We are given the magnitudes of the vectors $\vec{a}$ and $\vec{b}$, and the magnitude of their difference. We can use the following identity for the magnitude of the difference between two vectors: \[ |\vec{a} - \vec{b}|^2 = |\vec{a}|^2 + |\vec{b}|^2 - 2|\vec{a}||\vec{b}|\cos \theta \] Substituting the given values: \[ |\vec{a} - \vec{b}|^2 = 24, \quad |\vec{a}| = \sqrt{14}, \quad |\vec{b}| = \sqrt{10} \] We have: \[ 24 = (\sqrt{14})^2 + (\sqrt{10})^2 - 2(\sqrt{14})(\sqrt{10})\cos \theta \] Simplifying: \[ 24 = 14 + 10 - 2\sqrt{140} \cos \theta \] \[ 24 = 24 - 2\sqrt{140} \cos \theta \] Subtract 24 from both sides: \[ 0 = -2\sqrt{140} \cos \theta \] \[ \cos \theta = 0 \]
The correct option is (E) : 0
We are given \(|\bar{a}| = \sqrt{14}\), \(|\bar{b}| = \sqrt{10}\), and \(|\bar{a} - \bar{b}| = \sqrt{24}\). We want to find \(\cos\theta\), where \(\theta\) is the angle between \(\bar{a}\) and \(\bar{b}\).
We know that \(|\bar{a} - \bar{b}|^2 = (\bar{a} - \bar{b}) \cdot (\bar{a} - \bar{b}) = \bar{a}\cdot\bar{a} - 2\bar{a}\cdot\bar{b} + \bar{b}\cdot\bar{b} = |\bar{a}|^2 - 2\bar{a}\cdot\bar{b} + |\bar{b}|^2\).
Therefore, \(|\bar{a} - \bar{b}|^2 = |\bar{a}|^2 + |\bar{b}|^2 - 2|\bar{a}||\bar{b}|\cos\theta\).

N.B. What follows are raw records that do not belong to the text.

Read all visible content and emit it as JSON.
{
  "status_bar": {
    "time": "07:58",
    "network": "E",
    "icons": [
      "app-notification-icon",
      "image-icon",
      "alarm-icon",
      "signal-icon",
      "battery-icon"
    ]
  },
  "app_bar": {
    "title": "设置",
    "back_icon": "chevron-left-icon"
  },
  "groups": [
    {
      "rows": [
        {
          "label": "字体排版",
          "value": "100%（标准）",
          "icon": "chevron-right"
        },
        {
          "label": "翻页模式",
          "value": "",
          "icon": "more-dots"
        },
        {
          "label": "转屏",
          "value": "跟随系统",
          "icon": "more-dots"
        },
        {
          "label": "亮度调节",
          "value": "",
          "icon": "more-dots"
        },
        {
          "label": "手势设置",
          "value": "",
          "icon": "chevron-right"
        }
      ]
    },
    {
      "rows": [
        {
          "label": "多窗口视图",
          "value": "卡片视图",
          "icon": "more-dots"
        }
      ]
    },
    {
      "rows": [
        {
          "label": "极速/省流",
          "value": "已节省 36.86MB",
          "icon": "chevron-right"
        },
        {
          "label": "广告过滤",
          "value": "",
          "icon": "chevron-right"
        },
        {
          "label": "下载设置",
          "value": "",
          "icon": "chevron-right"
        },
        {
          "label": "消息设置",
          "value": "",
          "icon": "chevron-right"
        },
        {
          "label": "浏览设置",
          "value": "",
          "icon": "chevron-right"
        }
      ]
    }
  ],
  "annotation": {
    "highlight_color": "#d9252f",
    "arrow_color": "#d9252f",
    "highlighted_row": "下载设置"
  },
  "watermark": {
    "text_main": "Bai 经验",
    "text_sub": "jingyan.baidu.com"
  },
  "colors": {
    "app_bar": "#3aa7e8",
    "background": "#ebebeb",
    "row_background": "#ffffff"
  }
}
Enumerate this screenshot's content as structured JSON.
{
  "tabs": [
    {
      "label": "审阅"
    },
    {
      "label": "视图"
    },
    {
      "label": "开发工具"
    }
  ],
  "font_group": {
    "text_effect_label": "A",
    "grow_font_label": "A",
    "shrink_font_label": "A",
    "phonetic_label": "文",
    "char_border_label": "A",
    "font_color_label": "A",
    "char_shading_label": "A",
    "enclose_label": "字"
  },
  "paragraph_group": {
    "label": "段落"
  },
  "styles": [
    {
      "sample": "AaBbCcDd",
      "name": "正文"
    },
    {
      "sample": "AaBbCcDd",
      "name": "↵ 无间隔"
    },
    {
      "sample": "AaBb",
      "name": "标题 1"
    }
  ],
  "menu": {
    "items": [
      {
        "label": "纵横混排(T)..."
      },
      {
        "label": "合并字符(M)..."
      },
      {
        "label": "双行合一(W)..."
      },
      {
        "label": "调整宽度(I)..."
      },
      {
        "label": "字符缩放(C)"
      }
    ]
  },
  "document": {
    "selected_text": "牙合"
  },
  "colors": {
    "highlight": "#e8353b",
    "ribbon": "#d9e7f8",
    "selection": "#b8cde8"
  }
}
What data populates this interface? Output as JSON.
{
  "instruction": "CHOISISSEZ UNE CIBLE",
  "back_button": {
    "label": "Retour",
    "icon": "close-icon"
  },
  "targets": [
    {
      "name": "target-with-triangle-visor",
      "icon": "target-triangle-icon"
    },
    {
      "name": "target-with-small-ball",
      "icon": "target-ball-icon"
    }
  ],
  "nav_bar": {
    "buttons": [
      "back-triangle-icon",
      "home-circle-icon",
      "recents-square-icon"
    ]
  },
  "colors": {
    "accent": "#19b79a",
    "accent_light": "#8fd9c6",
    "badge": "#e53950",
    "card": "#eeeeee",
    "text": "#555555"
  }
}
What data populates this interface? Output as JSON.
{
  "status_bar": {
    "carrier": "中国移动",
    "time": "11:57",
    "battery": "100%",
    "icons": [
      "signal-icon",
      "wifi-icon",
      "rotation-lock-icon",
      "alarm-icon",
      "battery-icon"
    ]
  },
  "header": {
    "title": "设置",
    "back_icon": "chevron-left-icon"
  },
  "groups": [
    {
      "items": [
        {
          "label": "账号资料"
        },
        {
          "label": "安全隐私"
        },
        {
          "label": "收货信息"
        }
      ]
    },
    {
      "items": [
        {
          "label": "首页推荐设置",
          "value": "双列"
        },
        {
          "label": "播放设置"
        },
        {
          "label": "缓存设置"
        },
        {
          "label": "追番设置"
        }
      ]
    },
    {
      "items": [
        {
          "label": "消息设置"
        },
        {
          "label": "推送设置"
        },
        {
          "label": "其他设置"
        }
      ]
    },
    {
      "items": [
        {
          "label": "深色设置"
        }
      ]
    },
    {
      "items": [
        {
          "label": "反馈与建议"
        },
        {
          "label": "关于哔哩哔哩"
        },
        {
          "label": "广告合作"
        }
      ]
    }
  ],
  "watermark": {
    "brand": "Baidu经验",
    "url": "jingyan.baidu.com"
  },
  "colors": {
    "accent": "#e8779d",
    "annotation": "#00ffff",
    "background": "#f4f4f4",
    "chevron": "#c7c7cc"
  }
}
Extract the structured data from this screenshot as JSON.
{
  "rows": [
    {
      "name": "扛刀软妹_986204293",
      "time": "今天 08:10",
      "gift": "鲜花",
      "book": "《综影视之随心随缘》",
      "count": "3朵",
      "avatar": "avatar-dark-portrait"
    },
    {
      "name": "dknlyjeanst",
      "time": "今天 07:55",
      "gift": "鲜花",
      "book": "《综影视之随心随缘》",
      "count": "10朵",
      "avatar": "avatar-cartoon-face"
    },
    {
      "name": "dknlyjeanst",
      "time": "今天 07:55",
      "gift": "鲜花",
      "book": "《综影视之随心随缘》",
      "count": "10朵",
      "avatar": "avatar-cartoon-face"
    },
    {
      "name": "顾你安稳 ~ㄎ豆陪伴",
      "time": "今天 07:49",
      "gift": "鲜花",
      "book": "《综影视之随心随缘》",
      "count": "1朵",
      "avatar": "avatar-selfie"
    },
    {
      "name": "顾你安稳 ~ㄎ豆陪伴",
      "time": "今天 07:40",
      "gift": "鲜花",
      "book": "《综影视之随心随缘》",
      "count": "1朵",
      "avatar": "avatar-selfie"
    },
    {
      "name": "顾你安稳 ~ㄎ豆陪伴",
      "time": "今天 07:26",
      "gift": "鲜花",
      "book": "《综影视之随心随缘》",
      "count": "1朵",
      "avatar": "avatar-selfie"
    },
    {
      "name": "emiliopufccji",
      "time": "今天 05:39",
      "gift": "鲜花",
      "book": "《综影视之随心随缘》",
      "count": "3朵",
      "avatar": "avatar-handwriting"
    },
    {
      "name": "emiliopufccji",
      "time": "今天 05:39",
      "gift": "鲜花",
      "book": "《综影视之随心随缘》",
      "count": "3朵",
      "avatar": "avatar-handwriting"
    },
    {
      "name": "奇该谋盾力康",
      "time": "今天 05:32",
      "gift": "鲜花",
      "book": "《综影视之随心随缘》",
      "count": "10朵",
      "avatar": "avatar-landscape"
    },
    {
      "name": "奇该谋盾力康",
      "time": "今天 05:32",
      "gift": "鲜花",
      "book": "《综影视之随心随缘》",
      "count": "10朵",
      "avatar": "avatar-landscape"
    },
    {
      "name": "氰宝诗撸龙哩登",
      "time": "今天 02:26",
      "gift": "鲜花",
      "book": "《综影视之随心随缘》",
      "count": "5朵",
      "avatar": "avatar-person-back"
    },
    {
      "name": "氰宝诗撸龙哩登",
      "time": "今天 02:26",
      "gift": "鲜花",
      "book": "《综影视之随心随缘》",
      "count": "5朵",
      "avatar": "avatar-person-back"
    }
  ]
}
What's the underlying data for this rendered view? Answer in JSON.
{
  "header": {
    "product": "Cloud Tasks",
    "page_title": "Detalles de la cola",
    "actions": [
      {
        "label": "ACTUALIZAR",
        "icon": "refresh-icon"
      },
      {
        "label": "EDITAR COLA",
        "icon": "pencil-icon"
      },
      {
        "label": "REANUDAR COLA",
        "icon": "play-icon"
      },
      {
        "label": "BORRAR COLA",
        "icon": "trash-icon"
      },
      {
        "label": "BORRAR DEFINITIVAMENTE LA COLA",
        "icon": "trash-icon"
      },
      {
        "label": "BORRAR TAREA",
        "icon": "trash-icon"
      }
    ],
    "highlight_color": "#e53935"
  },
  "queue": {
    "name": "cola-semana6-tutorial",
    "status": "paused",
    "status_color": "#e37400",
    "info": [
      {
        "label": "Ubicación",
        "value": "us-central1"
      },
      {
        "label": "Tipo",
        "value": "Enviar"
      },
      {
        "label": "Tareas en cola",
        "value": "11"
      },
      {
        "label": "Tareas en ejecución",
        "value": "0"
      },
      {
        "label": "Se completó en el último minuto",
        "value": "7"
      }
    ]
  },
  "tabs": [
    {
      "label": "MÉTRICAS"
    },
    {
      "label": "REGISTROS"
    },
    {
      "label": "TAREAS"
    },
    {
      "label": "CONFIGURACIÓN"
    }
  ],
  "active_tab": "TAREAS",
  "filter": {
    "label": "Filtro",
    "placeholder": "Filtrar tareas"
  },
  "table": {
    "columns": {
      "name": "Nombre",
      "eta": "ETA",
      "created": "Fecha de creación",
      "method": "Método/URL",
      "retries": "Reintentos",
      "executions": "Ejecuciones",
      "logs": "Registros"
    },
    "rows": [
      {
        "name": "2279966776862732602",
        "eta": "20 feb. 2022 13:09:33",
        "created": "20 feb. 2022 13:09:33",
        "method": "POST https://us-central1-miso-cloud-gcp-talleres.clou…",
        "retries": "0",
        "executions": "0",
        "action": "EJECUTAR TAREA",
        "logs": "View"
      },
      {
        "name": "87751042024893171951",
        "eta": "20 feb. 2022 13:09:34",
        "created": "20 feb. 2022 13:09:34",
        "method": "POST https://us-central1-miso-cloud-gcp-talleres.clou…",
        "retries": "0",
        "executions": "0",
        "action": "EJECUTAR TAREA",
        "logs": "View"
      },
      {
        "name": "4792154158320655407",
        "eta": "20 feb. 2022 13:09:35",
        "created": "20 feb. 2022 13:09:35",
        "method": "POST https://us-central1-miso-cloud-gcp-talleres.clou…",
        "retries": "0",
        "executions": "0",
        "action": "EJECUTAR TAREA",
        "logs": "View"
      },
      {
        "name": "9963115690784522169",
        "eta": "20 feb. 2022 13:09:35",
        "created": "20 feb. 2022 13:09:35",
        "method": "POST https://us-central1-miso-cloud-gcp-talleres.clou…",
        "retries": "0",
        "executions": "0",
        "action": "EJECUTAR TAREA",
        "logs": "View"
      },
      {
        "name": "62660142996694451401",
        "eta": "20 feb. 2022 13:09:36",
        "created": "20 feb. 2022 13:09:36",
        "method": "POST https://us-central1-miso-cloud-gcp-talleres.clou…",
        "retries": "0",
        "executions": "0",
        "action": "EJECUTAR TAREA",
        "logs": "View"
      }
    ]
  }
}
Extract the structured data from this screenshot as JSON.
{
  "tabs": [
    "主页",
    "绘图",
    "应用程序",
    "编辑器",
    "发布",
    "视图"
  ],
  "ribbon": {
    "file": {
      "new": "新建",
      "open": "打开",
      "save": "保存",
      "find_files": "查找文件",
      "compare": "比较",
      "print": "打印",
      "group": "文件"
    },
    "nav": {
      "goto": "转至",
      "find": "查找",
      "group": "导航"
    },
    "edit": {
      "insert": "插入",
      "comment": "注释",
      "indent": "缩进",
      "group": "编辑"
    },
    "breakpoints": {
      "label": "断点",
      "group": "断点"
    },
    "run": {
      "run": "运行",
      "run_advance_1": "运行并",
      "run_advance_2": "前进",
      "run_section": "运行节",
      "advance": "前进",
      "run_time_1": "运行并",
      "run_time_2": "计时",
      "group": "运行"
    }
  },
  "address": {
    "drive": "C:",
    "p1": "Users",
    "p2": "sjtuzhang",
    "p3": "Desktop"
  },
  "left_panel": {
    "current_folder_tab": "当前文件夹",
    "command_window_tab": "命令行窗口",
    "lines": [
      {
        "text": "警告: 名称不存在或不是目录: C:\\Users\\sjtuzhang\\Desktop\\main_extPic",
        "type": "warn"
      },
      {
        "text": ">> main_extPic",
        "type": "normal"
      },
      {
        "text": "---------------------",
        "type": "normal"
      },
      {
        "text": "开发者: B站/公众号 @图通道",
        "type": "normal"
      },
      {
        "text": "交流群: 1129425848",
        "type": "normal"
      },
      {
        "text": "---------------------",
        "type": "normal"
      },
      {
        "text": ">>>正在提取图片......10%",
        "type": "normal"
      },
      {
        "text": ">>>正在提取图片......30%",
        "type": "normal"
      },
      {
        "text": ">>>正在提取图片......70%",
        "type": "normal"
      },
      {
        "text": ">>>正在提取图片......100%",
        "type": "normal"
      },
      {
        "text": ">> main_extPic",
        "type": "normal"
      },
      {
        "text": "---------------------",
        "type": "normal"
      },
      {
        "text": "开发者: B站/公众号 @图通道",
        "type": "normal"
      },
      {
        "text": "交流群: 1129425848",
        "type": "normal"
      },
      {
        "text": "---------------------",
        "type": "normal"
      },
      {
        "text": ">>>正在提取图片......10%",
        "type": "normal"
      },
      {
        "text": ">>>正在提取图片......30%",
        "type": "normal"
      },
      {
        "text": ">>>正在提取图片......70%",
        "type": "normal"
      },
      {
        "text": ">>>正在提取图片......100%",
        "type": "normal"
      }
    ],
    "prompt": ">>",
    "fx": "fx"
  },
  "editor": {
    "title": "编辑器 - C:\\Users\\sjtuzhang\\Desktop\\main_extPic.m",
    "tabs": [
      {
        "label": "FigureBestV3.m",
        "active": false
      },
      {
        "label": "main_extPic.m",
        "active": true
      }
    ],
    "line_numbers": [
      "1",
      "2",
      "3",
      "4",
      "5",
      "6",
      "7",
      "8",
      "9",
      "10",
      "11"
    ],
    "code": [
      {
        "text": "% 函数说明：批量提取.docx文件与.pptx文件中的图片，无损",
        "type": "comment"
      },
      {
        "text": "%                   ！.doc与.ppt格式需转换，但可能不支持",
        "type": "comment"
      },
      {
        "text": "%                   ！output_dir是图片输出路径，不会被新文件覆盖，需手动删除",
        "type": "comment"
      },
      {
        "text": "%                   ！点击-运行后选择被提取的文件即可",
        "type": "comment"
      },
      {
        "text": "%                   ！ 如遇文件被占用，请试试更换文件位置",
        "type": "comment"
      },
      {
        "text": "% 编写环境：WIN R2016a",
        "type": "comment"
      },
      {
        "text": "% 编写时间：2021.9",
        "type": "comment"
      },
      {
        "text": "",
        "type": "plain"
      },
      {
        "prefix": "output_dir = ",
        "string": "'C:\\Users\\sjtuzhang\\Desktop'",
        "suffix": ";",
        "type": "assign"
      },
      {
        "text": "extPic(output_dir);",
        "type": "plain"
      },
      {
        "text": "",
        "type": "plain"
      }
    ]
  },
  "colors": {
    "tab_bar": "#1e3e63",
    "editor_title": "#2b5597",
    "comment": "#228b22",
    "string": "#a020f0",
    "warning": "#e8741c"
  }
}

Substituting the given values, we have:
\((\sqrt{24})^2 = (\sqrt{14})^2 + (\sqrt{10})^2 - 2(\sqrt{14})(\sqrt{10})\cos\theta\)
\(24 = 14 + 10 - 2\sqrt{140}\cos\theta\)
\(24 = 24 - 2\sqrt{140}\cos\theta\)
\(0 = -2\sqrt{140}\cos\theta\)
This implies that \(\cos\theta = 0\).